Based on the climate and sparse vegetation characteristics of drylands, this study used the BTSSR as the study area and optimized the core algorithms, such as canopy boundary resistance, aerodynamic resistance, and sparse vegetation coverage, in the SW model. This method achieved the aim of further improving the estimation ability for regional ET in the drylands.

(1)

The estimation results of the improved model are based on the BTSSR, and it is very site-specific.
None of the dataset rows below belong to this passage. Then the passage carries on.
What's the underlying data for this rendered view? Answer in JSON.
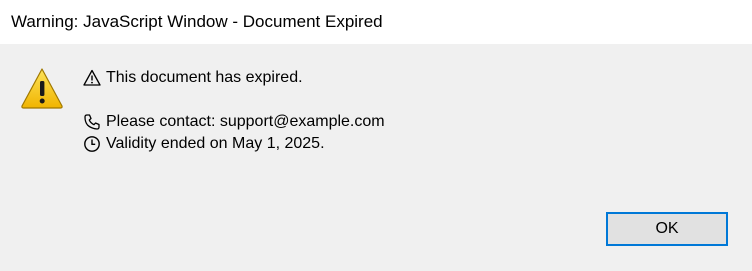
{
  "window": {
    "title": "Warning: JavaScript Window - Document Expired"
  },
  "icons": {
    "main": "warning-triangle-icon",
    "expired_line": "warning-outline-icon",
    "contact_line": "phone-icon",
    "validity_line": "clock-icon"
  },
  "message": {
    "expired": "This document has expired.",
    "contact": "Please contact: support@example.com",
    "validity": "Validity ended on May 1, 2025."
  },
  "buttons": {
    "ok_label": "OK"
  },
  "colors": {
    "focus_border": "#0078d7",
    "warning_fill": "#f5c400"
  }
}
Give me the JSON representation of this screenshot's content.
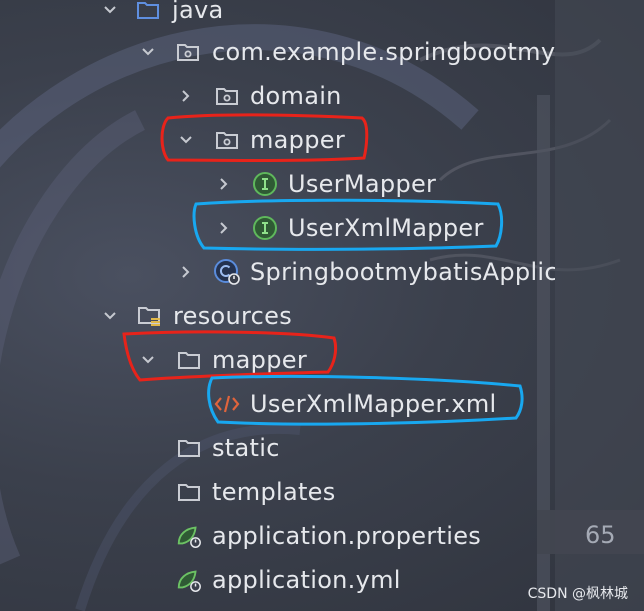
{
  "tree": {
    "items": [
      {
        "label": "java",
        "icon": "source-folder-icon"
      },
      {
        "label": "com.example.springbootmy",
        "icon": "package-icon"
      },
      {
        "label": "domain",
        "icon": "package-icon"
      },
      {
        "label": "mapper",
        "icon": "package-icon"
      },
      {
        "label": "UserMapper",
        "icon": "interface-icon"
      },
      {
        "label": "UserXmlMapper",
        "icon": "interface-icon"
      },
      {
        "label": "SpringbootmybatisApplic",
        "icon": "spring-boot-class-icon"
      },
      {
        "label": "resources",
        "icon": "resources-folder-icon"
      },
      {
        "label": "mapper",
        "icon": "folder-icon"
      },
      {
        "label": "UserXmlMapper.xml",
        "icon": "xml-file-icon"
      },
      {
        "label": "static",
        "icon": "folder-icon"
      },
      {
        "label": "templates",
        "icon": "folder-icon"
      },
      {
        "label": "application.properties",
        "icon": "properties-file-icon"
      },
      {
        "label": "application.yml",
        "icon": "yaml-file-icon"
      }
    ]
  },
  "gutter": {
    "line_65": "65"
  },
  "watermark": "CSDN @枫林城",
  "colors": {
    "text": "#e6e8ec",
    "interface_icon": "#5fb85c",
    "spring_icon": "#5a8cdc",
    "xml_icon": "#e0643c",
    "red_annotation": "#e8231a",
    "blue_annotation": "#18a8f0"
  }
}
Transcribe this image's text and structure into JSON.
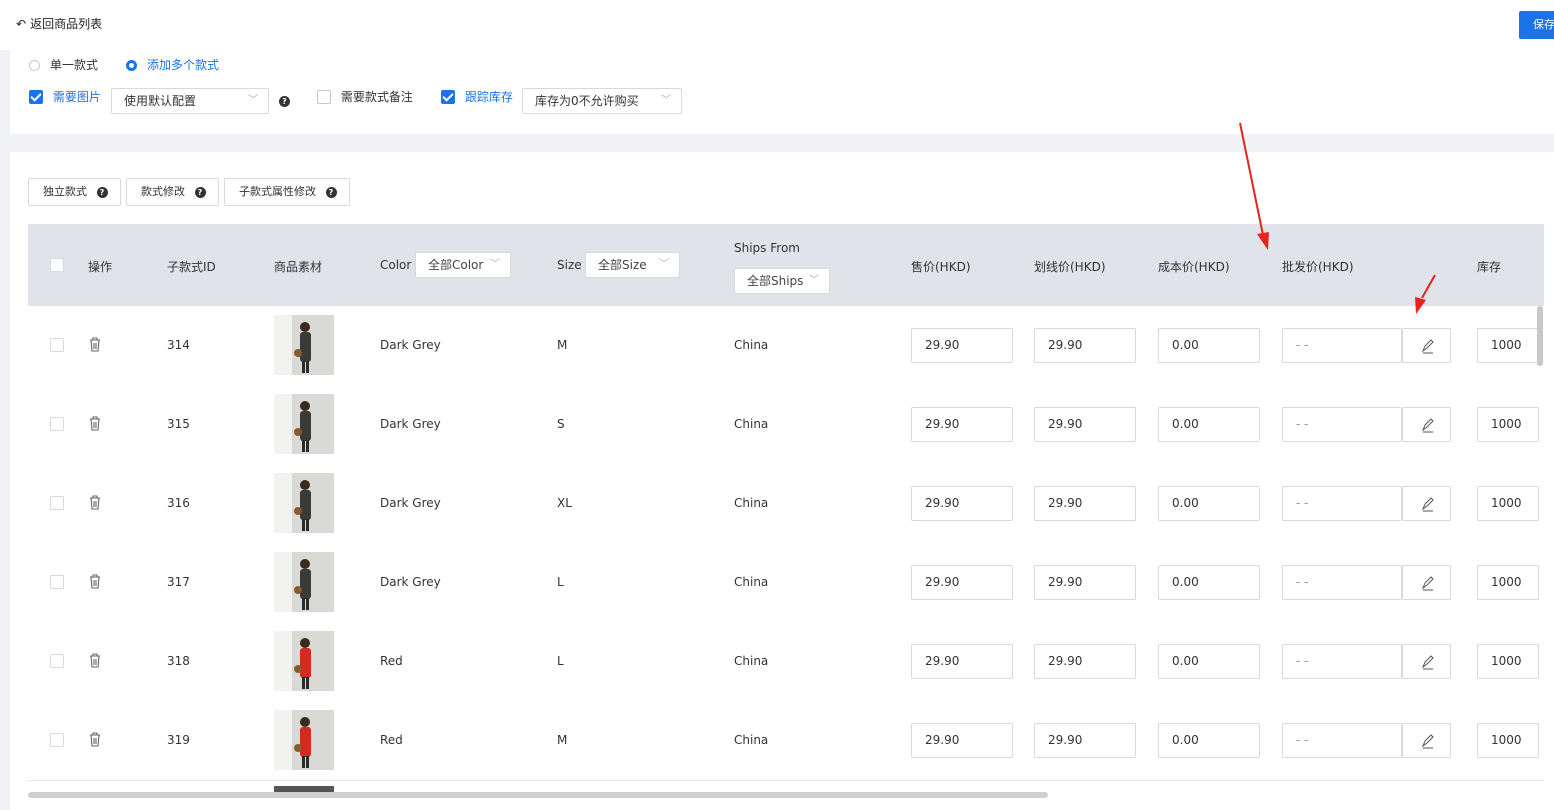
{
  "header": {
    "back_label": "返回商品列表",
    "save_label": "保存"
  },
  "variant_mode": {
    "single_label": "单一款式",
    "multi_label": "添加多个款式",
    "selected": "multi"
  },
  "options": {
    "need_image_label": "需要图片",
    "need_image_checked": true,
    "image_config_value": "使用默认配置",
    "need_remark_label": "需要款式备注",
    "need_remark_checked": false,
    "track_stock_label": "跟踪库存",
    "track_stock_checked": true,
    "stock_policy_value": "库存为0不允许购买"
  },
  "toolbar": {
    "independent_label": "独立款式",
    "variant_edit_label": "款式修改",
    "sub_attr_edit_label": "子款式属性修改"
  },
  "table": {
    "headers": {
      "action": "操作",
      "sub_id": "子款式ID",
      "material": "商品素材",
      "color": "Color",
      "color_filter": "全部Color",
      "size": "Size",
      "size_filter": "全部Size",
      "ships_from": "Ships From",
      "ships_filter": "全部Ships",
      "sale_price": "售价(HKD)",
      "strike_price": "划线价(HKD)",
      "cost_price": "成本价(HKD)",
      "wholesale_price": "批发价(HKD)",
      "stock": "库存"
    },
    "rows": [
      {
        "id": "314",
        "color": "Dark Grey",
        "size": "M",
        "ships_from": "China",
        "sale": "29.90",
        "strike": "29.90",
        "cost": "0.00",
        "wholesale": "- -",
        "stock": "1000",
        "swatch": "#3a3a3a"
      },
      {
        "id": "315",
        "color": "Dark Grey",
        "size": "S",
        "ships_from": "China",
        "sale": "29.90",
        "strike": "29.90",
        "cost": "0.00",
        "wholesale": "- -",
        "stock": "1000",
        "swatch": "#3a3a3a"
      },
      {
        "id": "316",
        "color": "Dark Grey",
        "size": "XL",
        "ships_from": "China",
        "sale": "29.90",
        "strike": "29.90",
        "cost": "0.00",
        "wholesale": "- -",
        "stock": "1000",
        "swatch": "#3a3a3a"
      },
      {
        "id": "317",
        "color": "Dark Grey",
        "size": "L",
        "ships_from": "China",
        "sale": "29.90",
        "strike": "29.90",
        "cost": "0.00",
        "wholesale": "- -",
        "stock": "1000",
        "swatch": "#3a3a3a"
      },
      {
        "id": "318",
        "color": "Red",
        "size": "L",
        "ships_from": "China",
        "sale": "29.90",
        "strike": "29.90",
        "cost": "0.00",
        "wholesale": "- -",
        "stock": "1000",
        "swatch": "#d42a1f"
      },
      {
        "id": "319",
        "color": "Red",
        "size": "M",
        "ships_from": "China",
        "sale": "29.90",
        "strike": "29.90",
        "cost": "0.00",
        "wholesale": "- -",
        "stock": "1000",
        "swatch": "#d42a1f"
      }
    ]
  },
  "colors": {
    "accent": "#1a73e8",
    "annotation_arrow": "#e8231a",
    "header_bg": "#e0e3ea"
  }
}
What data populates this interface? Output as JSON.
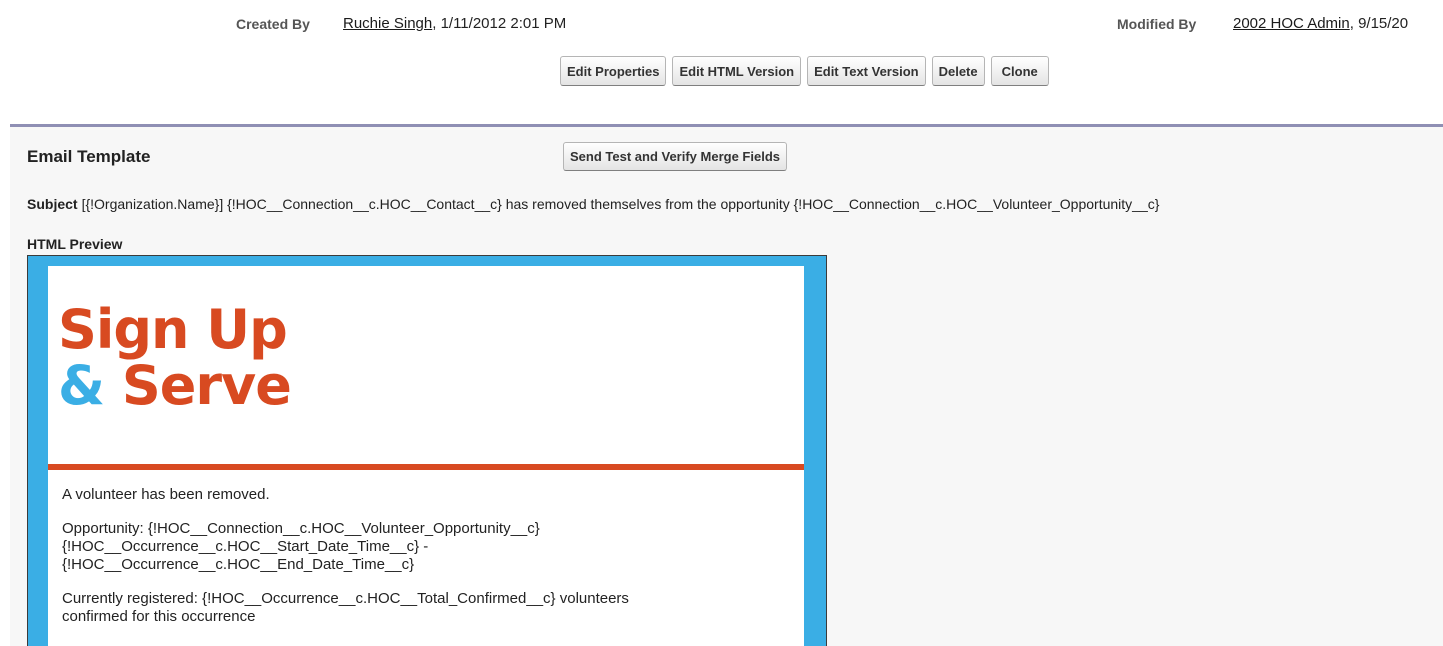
{
  "header": {
    "created_by_label": "Created By",
    "created_by_user": "Ruchie Singh",
    "created_by_date": ", 1/11/2012 2:01 PM",
    "modified_by_label": "Modified By",
    "modified_by_user": "2002 HOC Admin",
    "modified_by_date": ", 9/15/20"
  },
  "toolbar": {
    "edit_properties": "Edit Properties",
    "edit_html": "Edit HTML Version",
    "edit_text": "Edit Text Version",
    "delete": "Delete",
    "clone": "Clone"
  },
  "panel": {
    "title": "Email Template",
    "send_test": "Send Test and Verify Merge Fields",
    "subject_label": "Subject",
    "subject_value": "[{!Organization.Name}] {!HOC__Connection__c.HOC__Contact__c} has removed themselves from the opportunity {!HOC__Connection__c.HOC__Volunteer_Opportunity__c}",
    "preview_label": "HTML Preview"
  },
  "preview": {
    "logo_line1": "Sign Up",
    "logo_amp": "&",
    "logo_line2": "Serve",
    "line_removed": "A volunteer has been removed.",
    "opportunity": "Opportunity: {!HOC__Connection__c.HOC__Volunteer_Opportunity__c}",
    "start": "{!HOC__Occurrence__c.HOC__Start_Date_Time__c} -",
    "end": "{!HOC__Occurrence__c.HOC__End_Date_Time__c}",
    "registered_1": "Currently registered: {!HOC__Occurrence__c.HOC__Total_Confirmed__c} volunteers",
    "registered_2": "confirmed for this occurrence"
  },
  "colors": {
    "brand_orange": "#d84a21",
    "brand_blue": "#3aaee5",
    "panel_border": "#8f8fb4"
  }
}
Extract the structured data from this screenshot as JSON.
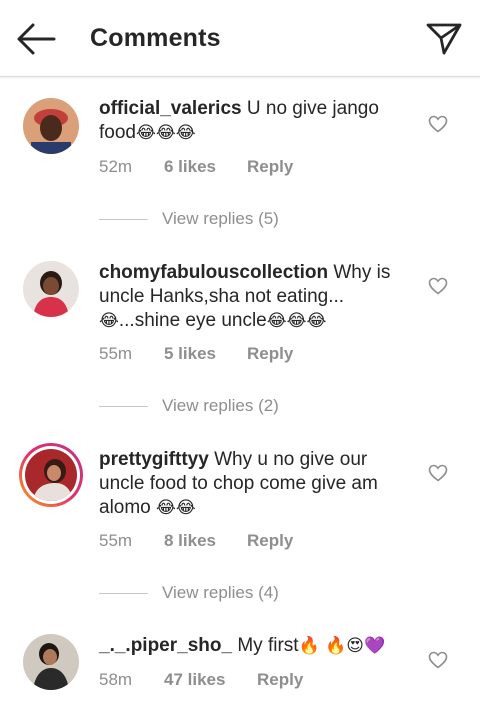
{
  "header": {
    "title": "Comments",
    "back_icon": "arrow-left-icon",
    "share_icon": "paper-plane-icon"
  },
  "comments": [
    {
      "username": "official_valerics",
      "text": " U no give jango food",
      "emoji": "😂😂😂",
      "time": "52m",
      "likes": "6 likes",
      "reply": "Reply",
      "view_replies": "View replies (5)"
    },
    {
      "username": "chomyfabulouscollection",
      "text": " Why is uncle Hanks,sha not eating...",
      "emoji_pre": "😂",
      "text2": "...shine eye uncle",
      "emoji": "😂😂😂",
      "time": "55m",
      "likes": "5 likes",
      "reply": "Reply",
      "view_replies": "View replies (2)"
    },
    {
      "username": "prettygifttyy",
      "text": " Why u no give our uncle food to chop come give am alomo ",
      "emoji": "😂😂",
      "time": "55m",
      "likes": "8 likes",
      "reply": "Reply",
      "view_replies": "View replies (4)"
    },
    {
      "username": "_._.piper_sho_",
      "text": " My first",
      "emoji": "🔥 🔥😍💜",
      "time": "58m",
      "likes": "47 likes",
      "reply": "Reply"
    }
  ],
  "colors": {
    "text": "#262626",
    "secondary": "#8e8e8e",
    "divider": "#dbdbdb",
    "story_ring_start": "#f9a01b",
    "story_ring_end": "#c13584"
  }
}
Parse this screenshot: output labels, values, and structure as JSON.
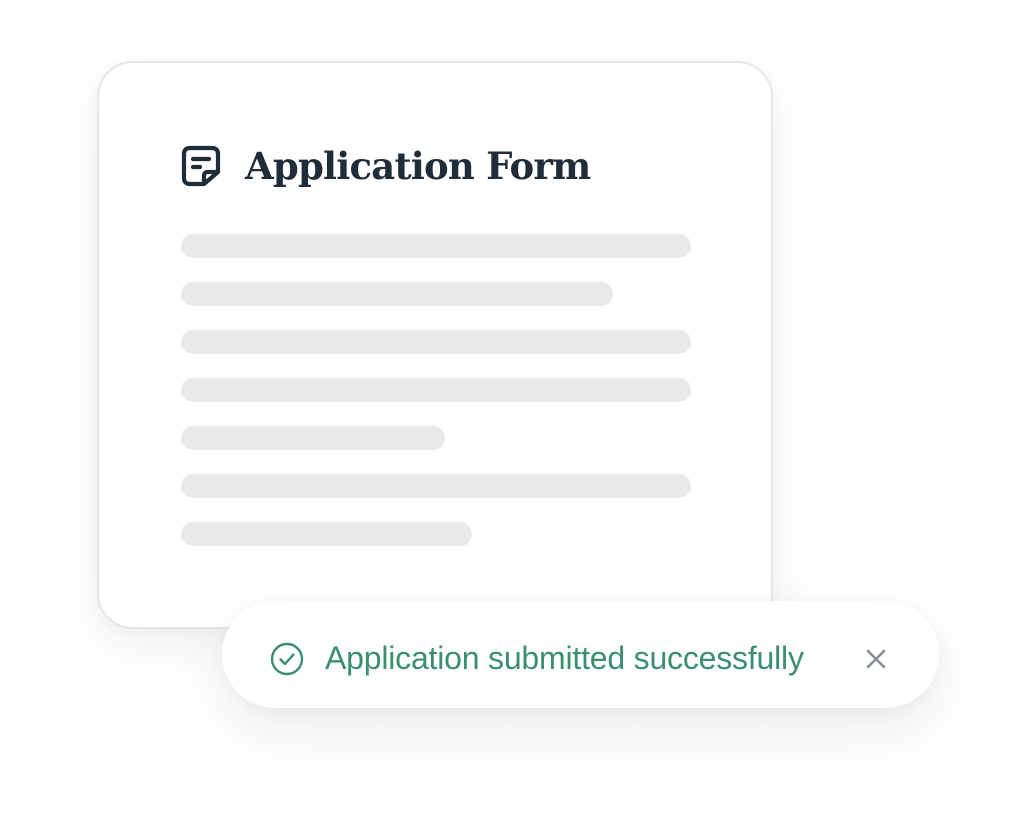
{
  "form": {
    "title": "Application Form",
    "icon": "form-document-icon",
    "skeleton_lines": [
      {
        "fill": 1.0
      },
      {
        "fill": 0.847
      },
      {
        "fill": 1.0
      },
      {
        "fill": 1.0
      },
      {
        "fill": 0.518
      },
      {
        "fill": 1.0
      },
      {
        "fill": 0.571
      }
    ]
  },
  "toast": {
    "message": "Application submitted successfully",
    "status_icon": "check-circle-icon",
    "close_icon": "close-icon"
  },
  "colors": {
    "title": "#1f2d3a",
    "skeleton": "#e8e9eb",
    "success": "#3a8f6c",
    "close": "#8a9096",
    "card_border": "#e6e6e8"
  }
}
It may have the applicability in other drylands of the world which have the similar characteristics of climate and vegetation, but this needs to be verified. Although the field data of regional ET is lacking to estimate the improved model, the spatial and temporal trends of ET in many previous studies were consistent with the results of this paper [62,63,64].

(2)

When calculating the canopy boundary resistance, the improved model assumes that the vegetation source and the soil source are on the same plane, and ignores the water and energy exchange in the vertical direction. This may lead to underestimating the results. In addition, the improved model assumes that there is indeed an area of bare soil within the pixel, and makes it more accurate in the sparse vegetation. As for the areas with continuous vegetation, it may be a little difficult to parameterize the model, and there is need to judge in advance whether the pixel is a continuous vegetation pixel.

(3)

Considering the other factors simplified in this paper, the SW model may further improve the estimation accuracy of ET. First, the precipitation interception was not calculated, which may have caused the ET to seem higher. Second, we ignored the impact of snowmelt. There are freezing periods, ranging from the north to south in the study area, based on the geographical location. Although there is less precipitation in winter, the area is still affected by snowmelt. Zhao et al. found that snowmelt can cause the SW model to estimate vegetation transpiration to be too high and soil water evaporation to be too low [65]. Third, when discussing the analysis of factors affecting regional ET, we only considered the two most important factors—precipitation and VC—in this study. The next step should further analyze the vegetation itself, as well as atmospheric and surface environmental factors, in order to make the results more accurate.